While Huizinga may be correct with regard to televised sport (the only medium through which most people have contact with ‘live’ sport), his strictures can hardly be applied to those who watch sport in the flesh. Those who travel to Tbilisi or Tórshavn or teetotal Tehran to support the Irish soccer team, or the four mad people who travel the country with the Carlow hurlers, can hardly be depicted as mindless sensation seekers.
There is a stronger argument perhaps to be made about televised sport lowering standards, just as in popular music where what appeals most is the predictably bland. Thus, aficionados of the classic era of baseball, of the Ruths and Mantles and Jackie Robinsons, rue the advent of the designated hitter rule in 1973. Teams no longer need all-rounders, pitchers who can bat, as top cricketers can bat and bowl. Likewise, I have heard George Hook lament the passing of the old trench warfare of rugby for what he admits may be a more attractive spectator event.
I suspect, however, that, like those who miss old-style Gaelic football, Hook’s recall of the endless scrummaging and two penalties to one victories is on a par with the alleged glories of catch and kick football. That was blown out of the water in 1967 when the Aussie Rules tourists made All-Ireland champions Meath look like Sunday morning joggers thrown in against El Guerrouj.
Which brings me via a circuitous route to the Compromise Rules series.

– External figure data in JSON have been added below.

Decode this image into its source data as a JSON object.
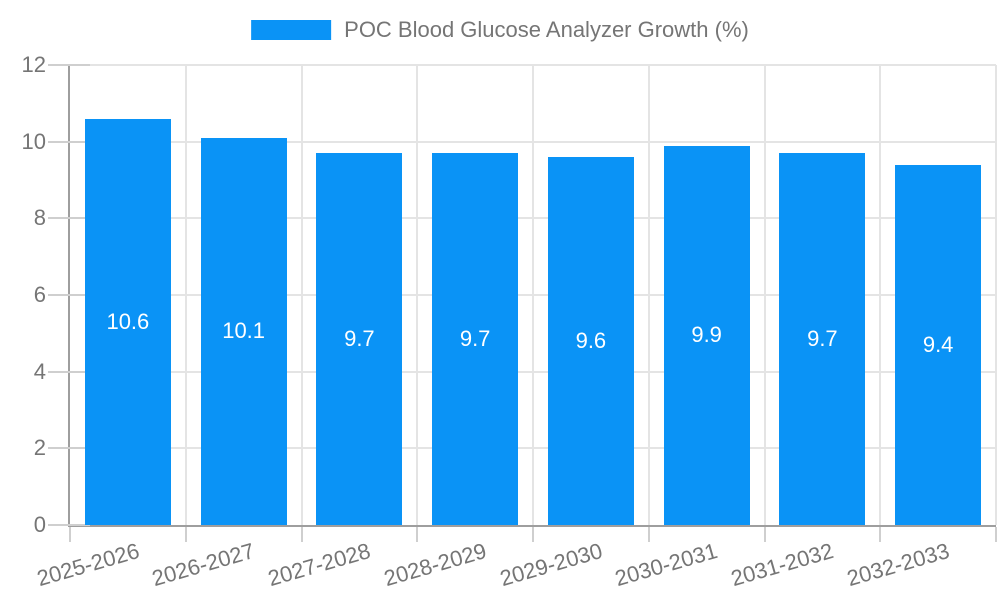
{
  "legend": {
    "swatch_color": "#0a93f6"
  },
  "chart_data": {
    "type": "bar",
    "title": "",
    "categories": [
      "2025-2026",
      "2026-2027",
      "2027-2028",
      "2028-2029",
      "2029-2030",
      "2030-2031",
      "2031-2032",
      "2032-2033"
    ],
    "series": [
      {
        "name": "POC Blood Glucose Analyzer Growth (%)",
        "values": [
          10.6,
          10.1,
          9.7,
          9.7,
          9.6,
          9.9,
          9.7,
          9.4
        ]
      }
    ],
    "bar_value_labels": [
      "10.6",
      "10.1",
      "9.7",
      "9.7",
      "9.6",
      "9.9",
      "9.7",
      "9.4"
    ],
    "ytick_labels": [
      "0",
      "2",
      "4",
      "6",
      "8",
      "10",
      "12"
    ],
    "yticks": [
      0,
      2,
      4,
      6,
      8,
      10,
      12
    ],
    "ylim": [
      0,
      12
    ],
    "xlabel": "",
    "ylabel": "",
    "grid": true,
    "legend_position": "top-center",
    "value_label_position": "inside-middle",
    "colors": {
      "bar": "#0a93f6",
      "bar_label_text": "#ffffff",
      "axis_line": "#9e9e9e",
      "tick_line": "#cfcfcf",
      "gridline": "#e4e4e4",
      "axis_text": "#757575",
      "legend_text": "#757575",
      "background": "#ffffff"
    }
  }
}
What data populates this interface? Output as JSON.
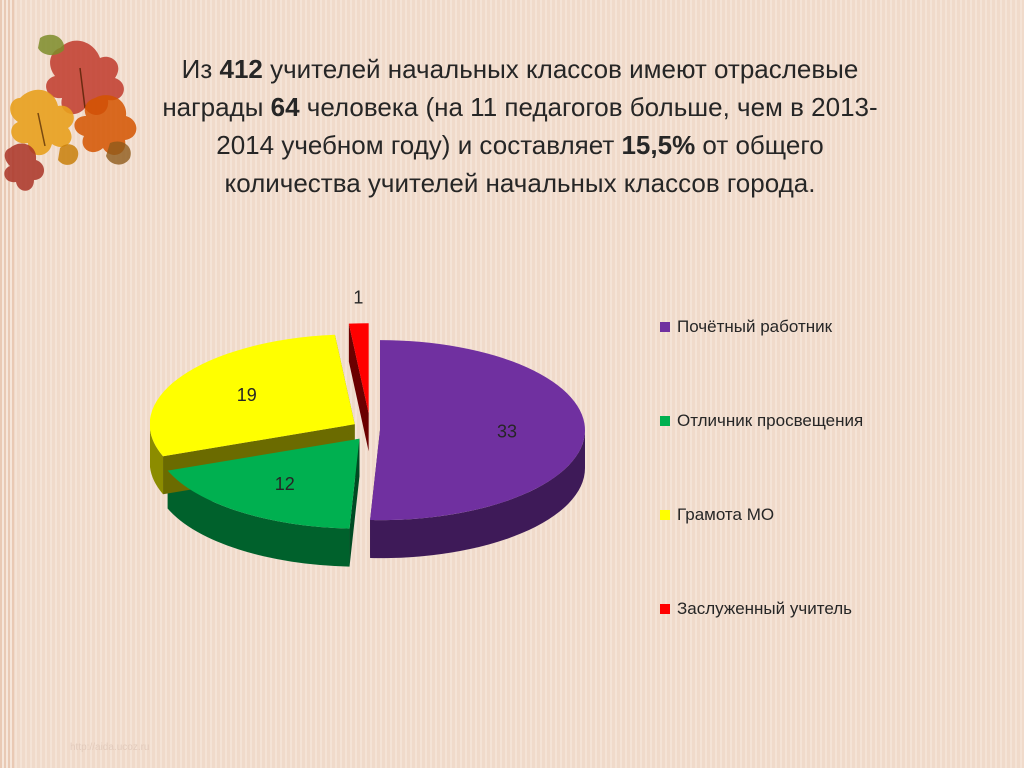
{
  "title": {
    "p1": "Из ",
    "n1": "412",
    "p2": " учителей начальных классов имеют отраслевые награды ",
    "n2": "64",
    "p3": " человека (на 11 педагогов больше, чем в 2013-2014 учебном году) и  составляет ",
    "n3": "15,5%",
    "p4": " от общего количества учителей начальных классов города."
  },
  "chart_data": {
    "type": "pie",
    "title": "",
    "slices": [
      {
        "label": "Почётный работник",
        "value": 33,
        "color": "#7030a0"
      },
      {
        "label": "Отличник просвещения",
        "value": 12,
        "color": "#00b050"
      },
      {
        "label": "Грамота МО",
        "value": 19,
        "color": "#ffff00"
      },
      {
        "label": "Заслуженный учитель",
        "value": 1,
        "color": "#ff0000"
      }
    ],
    "legend_position": "right",
    "data_labels": true
  },
  "watermark": "http://aida.ucoz.ru"
}
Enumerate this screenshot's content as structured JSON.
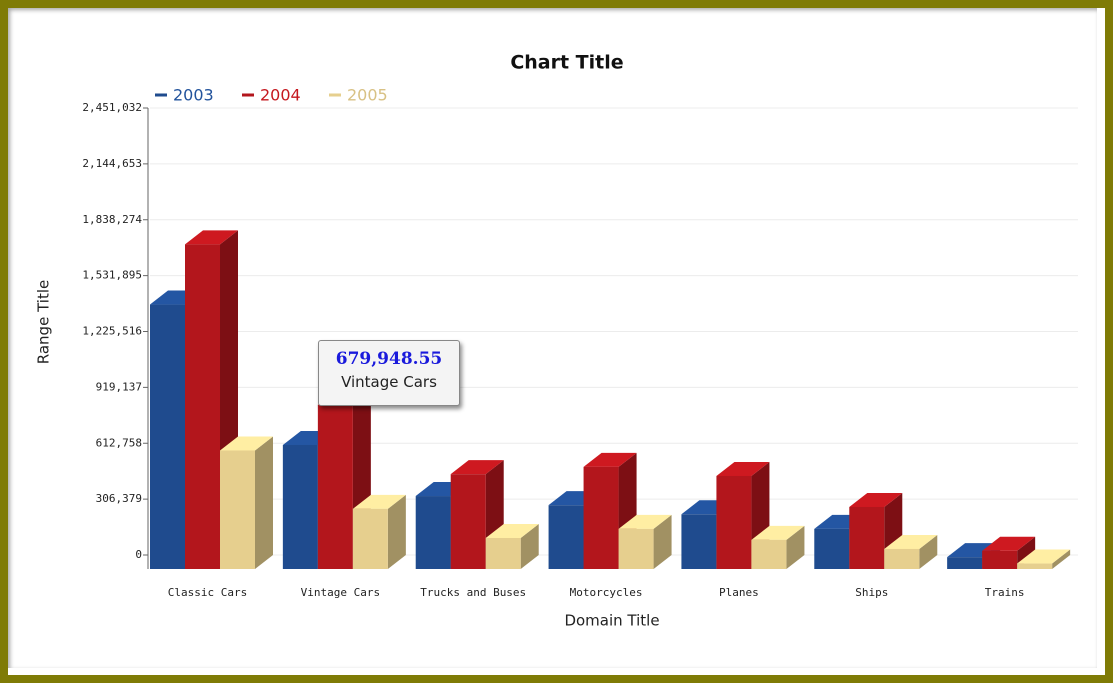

Gaelic football has long since compensated for the humiliation of 1967. Players are as fit and as physically conditioned as their professional opponents. In its classic era, people rose early on weekday mornings to pack taverns to watch what were often savage encounters.
Crude sensationalism, if you will. Now, neither side really takes it seriously, and the machismo and brutality have been censored. Neither side sends their best players and it is a minor event played in smaller arenas. So perhaps it is time to admit that the series is a beaten docket and to concentrate, as Mickey Harte has urged, on the promotion of the proper game which now prospers in many parts of globe?